Gioco d'azzardo, Comuni lanciano allarme sociale
Scritto per noi da Francesco Rossi
800mila italiani sono schiavi del gioco d’azzardo, altri 3 milioni rischiano di diventarlo. La febbre da scommesse è sempre più una piaga sociale e i Comuni italiani lanciano l’allarme. Ma per lo Stato e per la mafia, il settore rimane un business irrinunciabile.
Piatto ricco. Il gioco d’azzardo è una miniera d’oro, per lo Stato ma non solo. Ogni anno, il giro d’affari legale del settore è di circa 100 miliardi. L’industria delle scommesse rappresenta il 4% del PIL e fa della piccola Italia un “croupier” internazionale: gestiamo il 15% del mercato europeo ed il 4,4% di quello mondiale.
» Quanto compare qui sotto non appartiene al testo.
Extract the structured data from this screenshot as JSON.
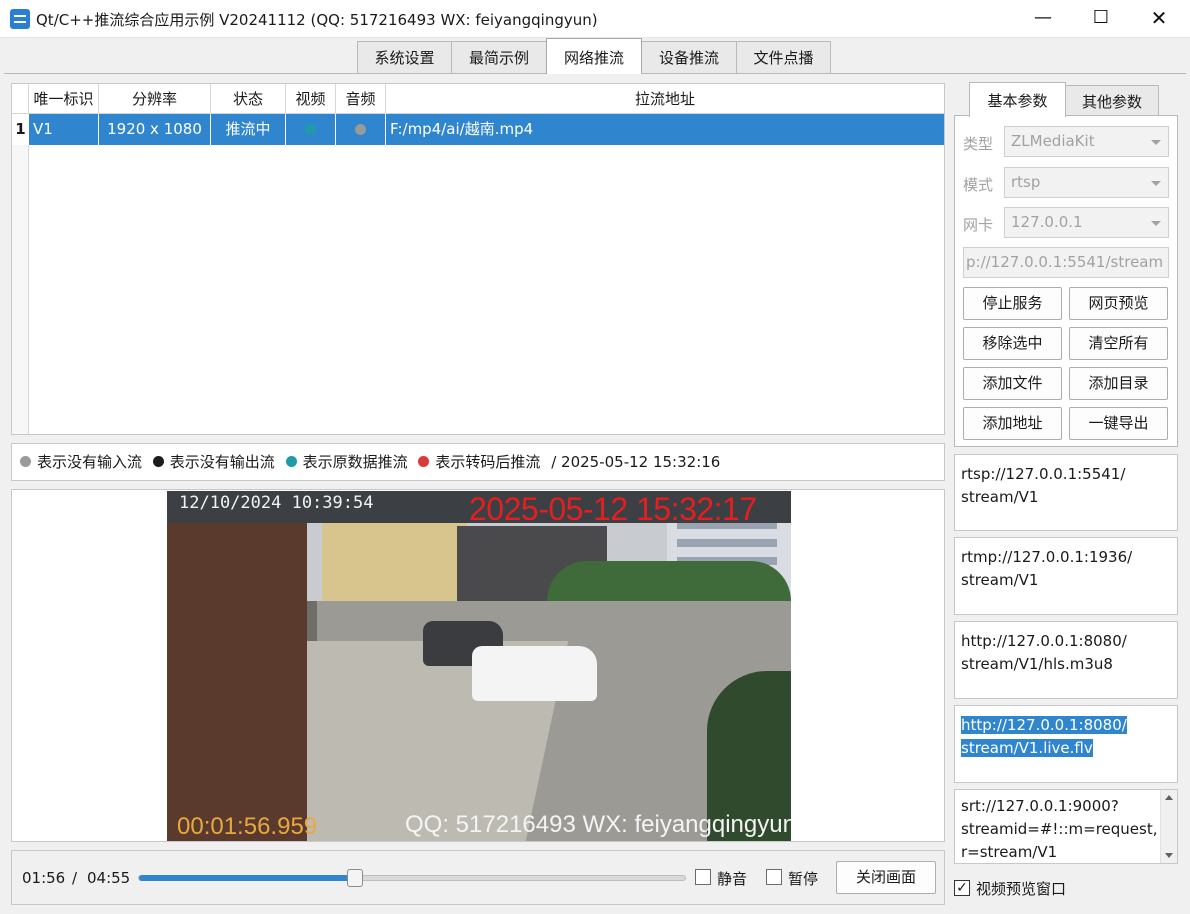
{
  "window": {
    "title": "Qt/C++推流综合应用示例 V20241112 (QQ: 517216493 WX: feiyangqingyun)",
    "minimize_symbol": "—",
    "maximize_symbol": "☐",
    "close_symbol": "✕",
    "app_icon": "app-icon"
  },
  "tabs": [
    "系统设置",
    "最简示例",
    "网络推流",
    "设备推流",
    "文件点播"
  ],
  "active_tab": "网络推流",
  "table": {
    "headers": [
      "唯一标识",
      "分辨率",
      "状态",
      "视频",
      "音频",
      "拉流地址"
    ],
    "rows": [
      {
        "num": "1",
        "id": "V1",
        "resolution": "1920 x 1080",
        "status": "推流中",
        "video_color": "#1f9aa8",
        "audio_color": "#9a9a9a",
        "url": "F:/mp4/ai/越南.mp4"
      }
    ]
  },
  "legend": {
    "items": [
      {
        "color": "#9a9a9a",
        "text": "表示没有输入流"
      },
      {
        "color": "#1c1c1c",
        "text": "表示没有输出流"
      },
      {
        "color": "#1f9aa8",
        "text": "表示原数据推流"
      },
      {
        "color": "#d8393b",
        "text": "表示转码后推流"
      }
    ],
    "separator": "/",
    "datetime": "2025-05-12 15:32:16"
  },
  "video": {
    "osd_camera_time": "12/10/2024 10:39:54",
    "osd_now": "2025-05-12 15:32:17",
    "osd_position": "00:01:56.959",
    "osd_contact": "QQ: 517216493 WX: feiyangqingyun"
  },
  "playbar": {
    "current": "01:56",
    "separator": "/",
    "total": "04:55",
    "progress_fraction": 0.394,
    "mute_label": "静音",
    "pause_label": "暂停",
    "close_label": "关闭画面"
  },
  "right_panel": {
    "tabs": [
      "基本参数",
      "其他参数"
    ],
    "active_tab": "基本参数",
    "type_label": "类型",
    "type_value": "ZLMediaKit",
    "mode_label": "模式",
    "mode_value": "rtsp",
    "nic_label": "网卡",
    "nic_value": "127.0.0.1",
    "push_url": "p://127.0.0.1:5541/stream",
    "buttons": [
      "停止服务",
      "网页预览",
      "移除选中",
      "清空所有",
      "添加文件",
      "添加目录",
      "添加地址",
      "一键导出"
    ]
  },
  "urls": [
    "rtsp://127.0.0.1:5541/stream/V1",
    "rtmp://127.0.0.1:1936/stream/V1",
    "http://127.0.0.1:8080/stream/V1/hls.m3u8",
    "http://127.0.0.1:8080/stream/V1.live.flv",
    "srt://127.0.0.1:9000?streamid=#!::m=request,r=stream/V1"
  ],
  "url_lines": {
    "rtsp": [
      "rtsp://127.0.0.1:5541/",
      "stream/V1"
    ],
    "rtmp": [
      "rtmp://127.0.0.1:1936/",
      "stream/V1"
    ],
    "hls": [
      "http://127.0.0.1:8080/",
      "stream/V1/hls.m3u8"
    ],
    "flv": [
      "http://127.0.0.1:8080/",
      "stream/V1.live.flv"
    ],
    "srt": [
      "srt://127.0.0.1:9000?",
      "streamid=#!::m=request,",
      "r=stream/V1"
    ]
  },
  "preview_checkbox": {
    "label": "视频预览窗口",
    "checked": true,
    "mark": "✓"
  }
}
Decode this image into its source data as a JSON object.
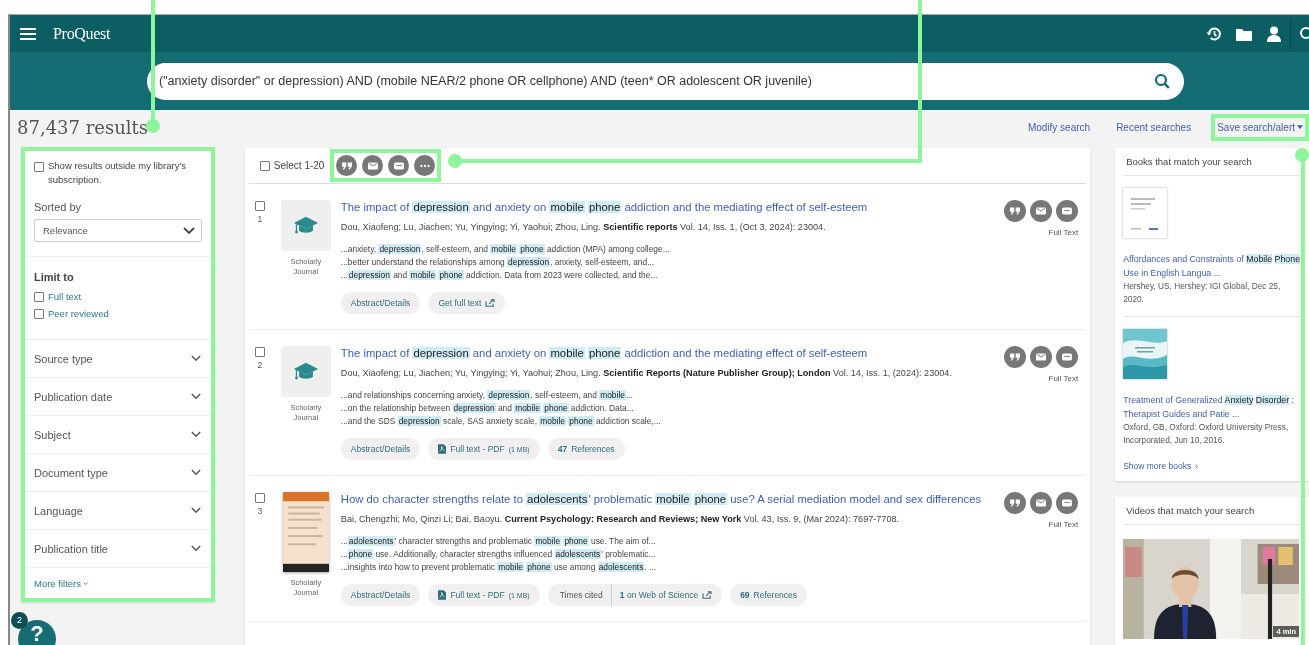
{
  "header": {
    "logo": "ProQuest"
  },
  "search": {
    "value": "(\"anxiety disorder\" or depression) AND (mobile NEAR/2 phone OR cellphone) AND (teen* OR adolescent OR juvenile)"
  },
  "results_count": "87,437 results",
  "search_links": [
    {
      "label": "Modify search",
      "highlighted": false
    },
    {
      "label": "Recent searches",
      "highlighted": false
    },
    {
      "label": "Save search/alert",
      "highlighted": true
    }
  ],
  "sidebar": {
    "highlighted": true,
    "outside_subscription": {
      "label": "Show results outside my library's subscription.",
      "checked": false
    },
    "sort": {
      "label": "Sorted by",
      "value": "Relevance"
    },
    "limit": {
      "heading": "Limit to",
      "options": [
        {
          "label": "Full text",
          "checked": false
        },
        {
          "label": "Peer reviewed",
          "checked": false
        }
      ]
    },
    "facets": [
      {
        "label": "Source type",
        "expanded": false
      },
      {
        "label": "Publication date",
        "expanded": false
      },
      {
        "label": "Subject",
        "expanded": false
      },
      {
        "label": "Document type",
        "expanded": false
      },
      {
        "label": "Language",
        "expanded": false
      },
      {
        "label": "Publication title",
        "expanded": false
      }
    ],
    "more_filters": "More filters"
  },
  "toolbar": {
    "highlighted": true,
    "select_all": {
      "label": "Select 1-20",
      "checked": false
    }
  },
  "results": [
    {
      "number": "1",
      "checked": false,
      "kind": "icon",
      "type_label": "Scholarly Journal",
      "title": "The impact of **depression** and anxiety on **mobile** **phone** addiction and the mediating effect of self-esteem",
      "meta": "Dou, Xiaofeng; Lu, Jiachen; Yu, Yingying; Yi, Yaohui; Zhou, Ling.  **Scientific reports** Vol. 14, Iss. 1,  (Oct 3, 2024): 23004.",
      "snippets": [
        "...anxiety, **depression**, self-esteem, and **mobile** **phone** addiction (MPA) among college...",
        "...better understand the relationships among **depression**, anxiety, self-esteem, and...",
        "...**depression** and **mobile** **phone** addiction. Data from 2023 were collected, and the..."
      ],
      "actions": [
        {
          "kind": "abstract",
          "label": "Abstract/Details"
        },
        {
          "kind": "external",
          "label": "Get full text"
        }
      ],
      "availability": "Full Text"
    },
    {
      "number": "2",
      "checked": false,
      "kind": "icon",
      "type_label": "Scholarly Journal",
      "title": "The impact of **depression** and anxiety on **mobile** **phone** addiction and the mediating effect of self-esteem",
      "meta": "Dou, Xiaofeng; Lu, Jiachen; Yu, Yingying; Yi, Yaohui; Zhou, Ling.  **Scientific Reports (Nature Publisher Group); London** Vol. 14, Iss. 1,  (2024): 23004.",
      "snippets": [
        "...and relationships concerning anxiety, **depression**, self-esteem, and **mobile**...",
        "...on the relationship between **depression** and **mobile** **phone** addiction. Data...",
        "...and the SDS **depression** scale, SAS anxiety scale, **mobile** **phone** addiction scale,..."
      ],
      "actions": [
        {
          "kind": "abstract",
          "label": "Abstract/Details"
        },
        {
          "kind": "pdf",
          "label": "Full text - PDF",
          "size": "(1 MB)"
        },
        {
          "kind": "references",
          "label": "**47** References"
        }
      ],
      "availability": "Full Text"
    },
    {
      "number": "3",
      "checked": false,
      "kind": "cover",
      "type_label": "Scholarly Journal",
      "title": "How do character strengths relate to **adolescents**' problematic **mobile** **phone** use? A serial mediation model and sex differences",
      "meta": "Bai, Chengzhi; Mo, Qinzi Li; Bai, Baoyu.  **Current Psychology: Research and Reviews; New York** Vol. 43, Iss. 9,  (Mar 2024): 7697-7708.",
      "snippets": [
        "...**adolescents**' character strengths and problematic **mobile** **phone** use. The aim of...",
        "...**phone** use. Additionally, character strengths influenced **adolescents**' problematic...",
        "...insights into how to prevent problematic **mobile** **phone** use among **adolescents**. ..."
      ],
      "actions": [
        {
          "kind": "abstract",
          "label": "Abstract/Details"
        },
        {
          "kind": "pdf",
          "label": "Full text - PDF",
          "size": "(1 MB)"
        },
        {
          "kind": "cited",
          "label": "Times cited",
          "value": "**1** on Web of Science"
        },
        {
          "kind": "references",
          "label": "**69** References"
        }
      ],
      "availability": "Full Text"
    }
  ],
  "books": {
    "heading": "Books that match your search",
    "items": [
      {
        "kind": "plain",
        "title": "Affordances and Constraints of **Mobile** **Phone** Use in English Langua ...",
        "meta": "Hershey, US, Hershey: IGI Global, Dec 25, 2020."
      },
      {
        "kind": "wave",
        "title": "Treatment of Generalized **Anxiety** **Disorder** : Therapist Guides and Patie ...",
        "meta": "Oxford, GB, Oxford: Oxford University Press, Incorporated, Jun 10, 2016."
      }
    ],
    "more": "Show more books"
  },
  "videos": {
    "heading": "Videos that match your search",
    "duration": "4 min"
  },
  "help": {
    "label": "?",
    "badge": "2"
  }
}
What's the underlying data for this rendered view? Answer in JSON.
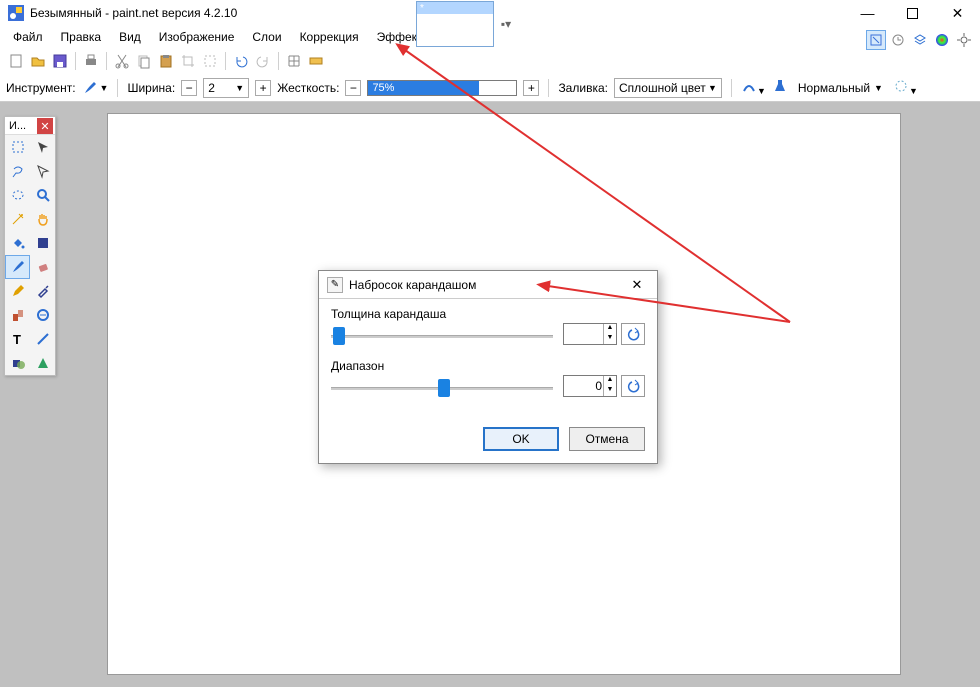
{
  "window": {
    "title": "Безымянный - paint.net версия 4.2.10"
  },
  "menu": {
    "items": [
      "Файл",
      "Правка",
      "Вид",
      "Изображение",
      "Слои",
      "Коррекция",
      "Эффекты"
    ]
  },
  "tooloptions": {
    "tool_label": "Инструмент:",
    "width_label": "Ширина:",
    "width_value": "2",
    "hardness_label": "Жесткость:",
    "hardness_value": "75%",
    "hardness_pct": 75,
    "fill_label": "Заливка:",
    "fill_value": "Сплошной цвет",
    "blend_value": "Нормальный"
  },
  "tools_window": {
    "title": "И..."
  },
  "dialog": {
    "title": "Набросок карандашом",
    "param1_label": "Толщина карандаша",
    "param1_value": "",
    "param2_label": "Диапазон",
    "param2_value": "0",
    "ok": "OK",
    "cancel": "Отмена"
  },
  "tools": [
    {
      "n": "rect-select",
      "c": "#2d6fd2"
    },
    {
      "n": "move-select",
      "c": "#444"
    },
    {
      "n": "lasso",
      "c": "#2d6fd2"
    },
    {
      "n": "move-selection",
      "c": "#444"
    },
    {
      "n": "ellipse-select",
      "c": "#2d6fd2"
    },
    {
      "n": "zoom",
      "c": "#2d6fd2"
    },
    {
      "n": "magic-wand",
      "c": "#e0a000"
    },
    {
      "n": "pan",
      "c": "#f0a020"
    },
    {
      "n": "fill",
      "c": "#2d6fd2"
    },
    {
      "n": "gradient",
      "c": "#304090"
    },
    {
      "n": "brush",
      "c": "#2d6fd2",
      "active": true
    },
    {
      "n": "eraser",
      "c": "#d08080"
    },
    {
      "n": "pencil",
      "c": "#e0a000"
    },
    {
      "n": "eyedropper",
      "c": "#304090"
    },
    {
      "n": "clone",
      "c": "#c05030"
    },
    {
      "n": "recolor",
      "c": "#2d6fd2"
    },
    {
      "n": "text",
      "c": "#000"
    },
    {
      "n": "line",
      "c": "#2d6fd2"
    },
    {
      "n": "shapes",
      "c": "#304090"
    },
    {
      "n": "shapes2",
      "c": "#2da060"
    }
  ]
}
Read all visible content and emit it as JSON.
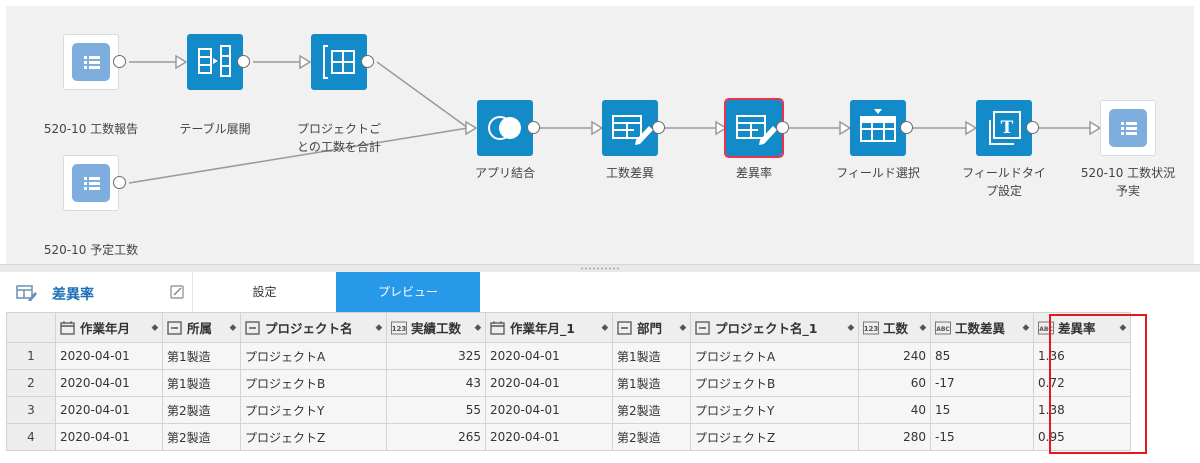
{
  "flow": {
    "nodes": [
      {
        "id": "n1",
        "label": "520-10 工数報告",
        "icon": "list-input-icon"
      },
      {
        "id": "n2",
        "label": "テーブル展開",
        "icon": "table-expand-icon"
      },
      {
        "id": "n3",
        "label": "プロジェクトご\nとの工数を合計",
        "icon": "group-sum-icon"
      },
      {
        "id": "n4",
        "label": "520-10 予定工数",
        "icon": "list-input-icon"
      },
      {
        "id": "n5",
        "label": "アプリ結合",
        "icon": "join-icon"
      },
      {
        "id": "n6",
        "label": "工数差異",
        "icon": "edit-table-icon"
      },
      {
        "id": "n7",
        "label": "差異率",
        "icon": "edit-table-icon"
      },
      {
        "id": "n8",
        "label": "フィールド選択",
        "icon": "field-select-icon"
      },
      {
        "id": "n9",
        "label": "フィールドタイ\nプ設定",
        "icon": "field-type-icon"
      },
      {
        "id": "n10",
        "label": "520-10 工数状況\n予実",
        "icon": "list-output-icon"
      }
    ],
    "selected": "差異率"
  },
  "panel": {
    "title": "差異率",
    "tabs": {
      "settings": "設定",
      "preview": "プレビュー"
    },
    "active_tab": "プレビュー"
  },
  "table": {
    "columns": [
      {
        "name": "作業年月",
        "type": "date-icon"
      },
      {
        "name": "所属",
        "type": "text-icon"
      },
      {
        "name": "プロジェクト名",
        "type": "text-icon"
      },
      {
        "name": "実績工数",
        "type": "number-icon",
        "badge": "123"
      },
      {
        "name": "作業年月_1",
        "type": "date-icon"
      },
      {
        "name": "部門",
        "type": "text-icon"
      },
      {
        "name": "プロジェクト名_1",
        "type": "text-icon"
      },
      {
        "name": "工数",
        "type": "number-icon",
        "badge": "123"
      },
      {
        "name": "工数差異",
        "type": "string-icon",
        "badge": "ABC"
      },
      {
        "name": "差異率",
        "type": "string-icon",
        "badge": "ABC"
      }
    ],
    "sort_glyph": "⬥",
    "rows": [
      {
        "n": "1",
        "cells": [
          "2020-04-01",
          "第1製造",
          "プロジェクトA",
          "325",
          "2020-04-01",
          "第1製造",
          "プロジェクトA",
          "240",
          "85",
          "1.36"
        ]
      },
      {
        "n": "2",
        "cells": [
          "2020-04-01",
          "第1製造",
          "プロジェクトB",
          "43",
          "2020-04-01",
          "第1製造",
          "プロジェクトB",
          "60",
          "-17",
          "0.72"
        ]
      },
      {
        "n": "3",
        "cells": [
          "2020-04-01",
          "第2製造",
          "プロジェクトY",
          "55",
          "2020-04-01",
          "第2製造",
          "プロジェクトY",
          "40",
          "15",
          "1.38"
        ]
      },
      {
        "n": "4",
        "cells": [
          "2020-04-01",
          "第2製造",
          "プロジェクトZ",
          "265",
          "2020-04-01",
          "第2製造",
          "プロジェクトZ",
          "280",
          "-15",
          "0.95"
        ]
      }
    ],
    "highlighted_column": "差異率",
    "highlight_color": "#e01b1b"
  },
  "colors": {
    "tile_blue": "#148bc9",
    "tab_active": "#2799e8",
    "title_blue": "#1c6fb8",
    "selected_border": "#e5344b"
  }
}
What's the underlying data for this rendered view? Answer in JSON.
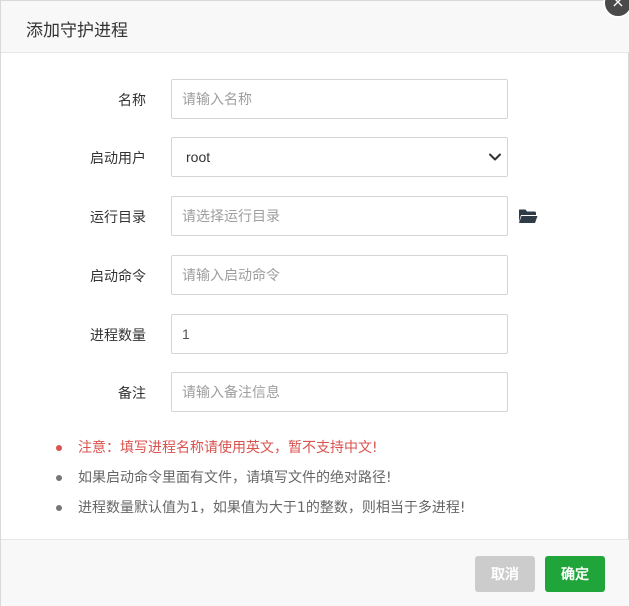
{
  "dialog": {
    "title": "添加守护进程",
    "close_icon": "close-icon"
  },
  "form": {
    "name": {
      "label": "名称",
      "placeholder": "请输入名称"
    },
    "user": {
      "label": "启动用户",
      "value": "root",
      "options": [
        "root"
      ]
    },
    "dir": {
      "label": "运行目录",
      "placeholder": "请选择运行目录",
      "icon": "folder-open-icon"
    },
    "command": {
      "label": "启动命令",
      "placeholder": "请输入启动命令"
    },
    "count": {
      "label": "进程数量",
      "value": "1"
    },
    "remark": {
      "label": "备注",
      "placeholder": "请输入备注信息"
    }
  },
  "notes": [
    "注意：填写进程名称请使用英文，暂不支持中文!",
    "如果启动命令里面有文件，请填写文件的绝对路径!",
    "进程数量默认值为1，如果值为大于1的整数，则相当于多进程!"
  ],
  "footer": {
    "cancel_label": "取消",
    "confirm_label": "确定"
  },
  "colors": {
    "confirm": "#20a53a",
    "cancel": "#cccccc",
    "warning": "#d9534f"
  }
}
Una montagna di denaro, quindi, che si traduce in 8 miliardi di entrate fiscali annue in più; un bottino prezioso per le casse nazionali, soprattutto in tempo di crisi. Peccato, però, che più della metà di quel boccone se ne vada per sostenere i costi sociali di chi di troppo gioco si ammala. Sono infatti 800mila (su una popolazione di 15 milioni di giocatori) i “ludopatici”: persone che dell’azzardo non sanno fare a meno, come fosse una droga, fino a farsi rovinare salute, famiglia e portafoglio. A questi si aggiungono altre 3 milioni di persone a rischio dipendenza, moltissimi dei quali minori. Malati che pesano sul sistema sanitario nazionale: curarli costa oltre 5 miliardi l’anno, già adesso che l’attenzione sanitaria al tema è ancora bassa.
Passando dal legale all’illegale il piatto resta ricco. La criminalità organizzata, secondo le stime dell’Associazione “Libera”, lucra sui giochi circa 10 miliardi nei 12 mesi; ed il tesoretto se lo spartiscono 41 clan diversi. Alcuni comuni italiani, in occasione di “Fà la cosa giusta”, fiera del consumo critico organizzata da “Terre di Mezzo Onlus”, hanno presentato un manifesto per chiedere una migliore regolamentazione del settore.
L’allarme dei Comuni. Cifre e studi dimostrano che il gioco d’azzardo si sta progressivamente trasformando da divertimento in problema sociale. Se ne sono resi conto molti sindaci italiani, che hanno deciso di lanciare il loro personale grido d’allarme, stilando un manifesto di proposte indirizzato al governo che verrà. Chiedono, per prima cosa, una nuova normativa nazionale che regolamenti il settore, spazzando via le ambiguità di un sistema in cui l’azione dello Stato è bloccata da un gigantesco conflitto di interessi. Tre le linee guida: minore offerta (negli ultimi anni le possibilità per tentare la fortuna si sono moltiplicate, dal Lotto istantaneo ai videopoker), maggiori controlli ed una seria attività di sensibilizzazione sui rischi del gioco.
In parallelo, sempre secondo i sindaci firmatari della proposta, serve un’incisiva azione regionale, favorita da nuove leggi, che si occupi di prevenzione e cura dei ludopatici. Terzo livello di tutela, quello affidato ai comuni stessi, che reclamano maggior potere di intervento nello stabilire regole sulla collocazione delle sale giochi, per tenerle il più lontano possibile dai luoghi “sensibili”, come ad esempio le scuole.
Per ora si tratta di proposte e buoni propositi, a cui dovranno far seguito interventi concreti e verificabili. Di certo c’è l’emersione di una nuova consapevolezza nella lotta alla ludopatia e al gioco d’azzardo illegale: bisogna lavorare sul piano della responsabilità e della cultura. E’ la strada più faticosa, ma anche la più efficace.